PBMs Under Fire: Are Patients Pay More for Less Choice?

A recent report from the House Committee on Oversight and Accountability reveals that pharmacy-benefit managers (PBMs) are guiding patients toward more expensive medications and restricting their choice of pharmacies. This report emerges after a 32-month investigation and is timed with an upcoming hearing featuring executives from the nation’s largest PBMs.

PBMs serve as intermediaries in prescription drug plans for health insurers, negotiating costs with pharmaceutical companies and determining patient out-of-pocket expenses. The three largest PBMs—Express Scripts, UnitedHealth Group’s OptumRx, and CVS Health’s Caremark—control about 80% of prescriptions filled in the U.S.

The committee’s findings indicate that PBMs are favoring higher-priced brand-name drugs on their preferred drug lists, often at the expense of more affordable options. Instances are noted in the report, including emails from Cigna discouraging the use of cheaper alternatives to Humira, a medication for arthritis and other autoimmune diseases costing approximately $90,000 annually, while at least one biosimilar was available for about half that cost.

Additionally, the committee highlighted how Express Scripts informed patients that filling a prescription at a local pharmacy could be more expensive than obtaining a three-month supply through its affiliated mail-order pharmacy. This practice appears to limit patients’ choices regarding their pharmacy options.

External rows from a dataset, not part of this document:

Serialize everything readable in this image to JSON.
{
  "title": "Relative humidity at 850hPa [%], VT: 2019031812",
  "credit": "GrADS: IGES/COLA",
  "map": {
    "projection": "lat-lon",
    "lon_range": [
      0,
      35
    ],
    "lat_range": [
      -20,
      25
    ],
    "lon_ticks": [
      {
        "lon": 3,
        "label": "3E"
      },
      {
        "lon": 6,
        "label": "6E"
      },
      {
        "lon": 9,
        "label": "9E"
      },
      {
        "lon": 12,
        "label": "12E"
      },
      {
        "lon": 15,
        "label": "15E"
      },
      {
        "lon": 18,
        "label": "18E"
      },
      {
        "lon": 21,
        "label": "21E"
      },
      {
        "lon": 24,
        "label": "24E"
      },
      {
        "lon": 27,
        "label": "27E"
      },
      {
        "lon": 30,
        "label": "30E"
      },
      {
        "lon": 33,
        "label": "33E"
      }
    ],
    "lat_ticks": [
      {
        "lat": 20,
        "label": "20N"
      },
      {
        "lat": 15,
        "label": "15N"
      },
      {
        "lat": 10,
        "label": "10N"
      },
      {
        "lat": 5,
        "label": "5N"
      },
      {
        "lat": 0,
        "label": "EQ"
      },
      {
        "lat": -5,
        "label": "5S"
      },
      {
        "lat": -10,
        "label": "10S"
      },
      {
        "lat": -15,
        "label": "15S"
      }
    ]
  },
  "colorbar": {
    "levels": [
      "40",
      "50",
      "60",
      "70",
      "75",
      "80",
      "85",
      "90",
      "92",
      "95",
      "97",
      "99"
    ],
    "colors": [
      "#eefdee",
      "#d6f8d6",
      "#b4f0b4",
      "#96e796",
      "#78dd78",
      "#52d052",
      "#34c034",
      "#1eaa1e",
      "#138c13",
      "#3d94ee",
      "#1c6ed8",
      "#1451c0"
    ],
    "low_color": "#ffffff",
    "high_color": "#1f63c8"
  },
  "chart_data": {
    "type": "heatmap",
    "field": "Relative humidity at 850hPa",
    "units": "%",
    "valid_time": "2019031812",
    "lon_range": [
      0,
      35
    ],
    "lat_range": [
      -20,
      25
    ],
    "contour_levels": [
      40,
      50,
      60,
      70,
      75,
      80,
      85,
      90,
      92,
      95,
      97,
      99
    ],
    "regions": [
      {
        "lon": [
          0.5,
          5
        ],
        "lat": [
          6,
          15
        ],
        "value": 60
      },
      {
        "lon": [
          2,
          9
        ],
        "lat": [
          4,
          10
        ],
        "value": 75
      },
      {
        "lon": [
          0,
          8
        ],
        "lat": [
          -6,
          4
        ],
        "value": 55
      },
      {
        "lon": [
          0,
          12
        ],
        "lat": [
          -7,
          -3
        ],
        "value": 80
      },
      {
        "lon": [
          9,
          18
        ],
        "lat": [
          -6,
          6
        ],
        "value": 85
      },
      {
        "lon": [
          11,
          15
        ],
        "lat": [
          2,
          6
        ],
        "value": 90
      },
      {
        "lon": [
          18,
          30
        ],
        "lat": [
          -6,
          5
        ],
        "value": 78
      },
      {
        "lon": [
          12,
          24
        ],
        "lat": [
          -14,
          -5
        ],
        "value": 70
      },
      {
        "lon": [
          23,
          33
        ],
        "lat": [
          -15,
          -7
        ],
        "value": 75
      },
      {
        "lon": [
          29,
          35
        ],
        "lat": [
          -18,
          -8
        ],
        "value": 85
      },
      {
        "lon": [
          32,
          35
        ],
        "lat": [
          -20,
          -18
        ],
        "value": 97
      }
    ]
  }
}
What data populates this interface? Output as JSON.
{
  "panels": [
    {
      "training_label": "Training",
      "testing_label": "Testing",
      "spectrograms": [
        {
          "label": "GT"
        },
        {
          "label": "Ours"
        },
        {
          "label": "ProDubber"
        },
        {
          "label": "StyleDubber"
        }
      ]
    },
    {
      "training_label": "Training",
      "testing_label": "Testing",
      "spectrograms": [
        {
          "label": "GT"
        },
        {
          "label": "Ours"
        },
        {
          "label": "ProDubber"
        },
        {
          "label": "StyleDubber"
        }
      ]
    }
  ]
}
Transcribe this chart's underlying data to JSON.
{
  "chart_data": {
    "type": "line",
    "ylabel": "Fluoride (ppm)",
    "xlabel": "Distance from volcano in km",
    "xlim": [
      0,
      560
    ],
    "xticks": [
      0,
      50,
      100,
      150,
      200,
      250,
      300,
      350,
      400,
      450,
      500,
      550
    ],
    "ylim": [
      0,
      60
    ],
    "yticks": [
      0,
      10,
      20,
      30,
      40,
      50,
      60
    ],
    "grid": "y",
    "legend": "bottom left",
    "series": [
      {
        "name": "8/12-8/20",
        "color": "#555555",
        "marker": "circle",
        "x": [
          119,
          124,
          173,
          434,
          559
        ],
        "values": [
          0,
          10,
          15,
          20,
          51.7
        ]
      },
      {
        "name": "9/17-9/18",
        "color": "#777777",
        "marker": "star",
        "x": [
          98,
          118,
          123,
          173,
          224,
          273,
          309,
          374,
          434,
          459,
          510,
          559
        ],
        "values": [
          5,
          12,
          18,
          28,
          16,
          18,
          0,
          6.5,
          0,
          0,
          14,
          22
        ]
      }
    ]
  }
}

A similar report from the U.S. Federal Trade Commission (FTC), published earlier this month, underscores these concerns, stating that the six largest PBMs have gained significant control, managing nearly 95% of all prescriptions in the nation. The FTC warns that the considerable power held by leading PBMs adversely affects patients’ access to affordable medications and leads to conflicts of interest that favor affiliated businesses over independent pharmacies.

FTC Chair Lina M. Khan remarked that these middlemen are “overcharging patients for cancer drugs” and generating over $1 billion in additional revenue from these practices.